The first point to consider is that although home LED lighting will save you big bucks over time (in fact the break-even point is surprisingly short, often just 1 to 2 years), it is a long term investment. The initial capital costs associated with purchasing LED lamps are significant to most people, so it is prudent to schedule your conversion project into a number of separate phases.

Start by replacing lights that you use a lot (consume most electricity) and also replace those that don’t need to be very bright. The reason for this latter suggestion is that older generation LEDs, although dated by the latest standards, are perfectly adequate as night lights and such like and can be left turned on all the time with negligible cost. They are also considerably cheaper than the modern generations of LEDs.

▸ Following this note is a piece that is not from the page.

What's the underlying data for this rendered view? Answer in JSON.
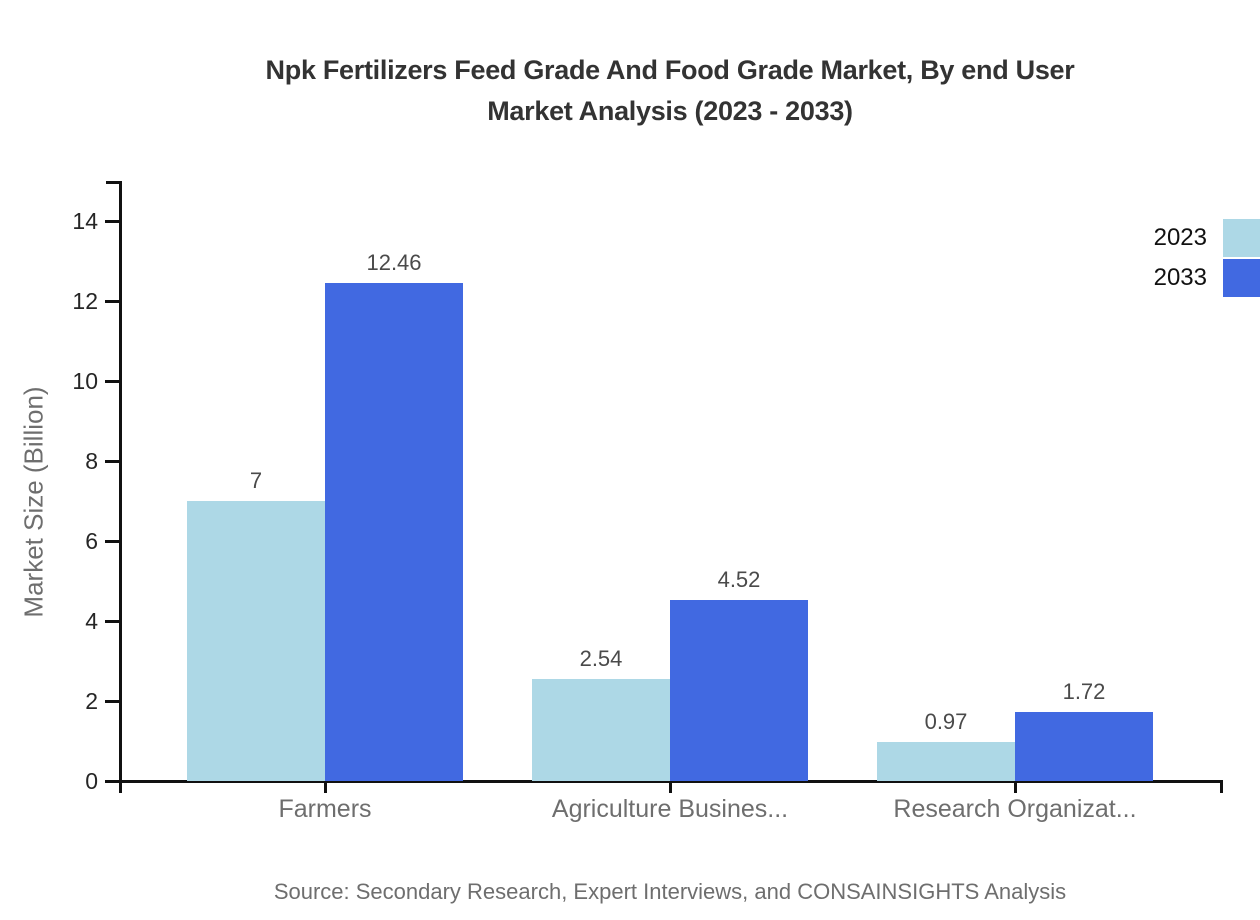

Those halogen spot lights mentioned above also make a good initial phase for your conversion project since they are typically installed in groups (on a rack of spots in a bathroom say, or as a dozen or more down lighters in larger rooms). They are also frequently left on a great deal of the time and are notorious for excess heat (for which read wasting electricity and money), so you will see clear and quick savings there. Cree LED spotlights are easily available and able to directly replace existing 35w halogen lamps, matching them closely for brightness, light color and beam angle, but saving 90% in terms of electricity running costs.

Display lighting, again for the reasons noted above, make a good target for replacement. And should you not already have display lighting then look again at the aesthetic enhancements that low-power LED spots and lighting strips could bring to your home. Display cabinets, recesses, shelves and ornaments or other features in a room can in effect serve as additional and attractive sources of illumination.

Of course, anywhere in your home that bright directional light is required is an obvious candidate for an LED replacement since that type of light is what LEDs excel at. Reading and desk lamps for example should throw clean, bright light just where you want it and nowhere else.

This category can also include up lighters and any other types of light fitting designed to cast light onto a surface, since a similar effect is easily achieved by reflecting light from an LED such that light is diffused over an area.

The final category to tackle should be the humble bulb and lampshade types of lighting, since these are intended to scatter light in all directions and only the very latest (and most expensive) LED light bulbs are currently able to emulate this effect. However, watch this space as this is an area of home LED lighting that is changing very fast.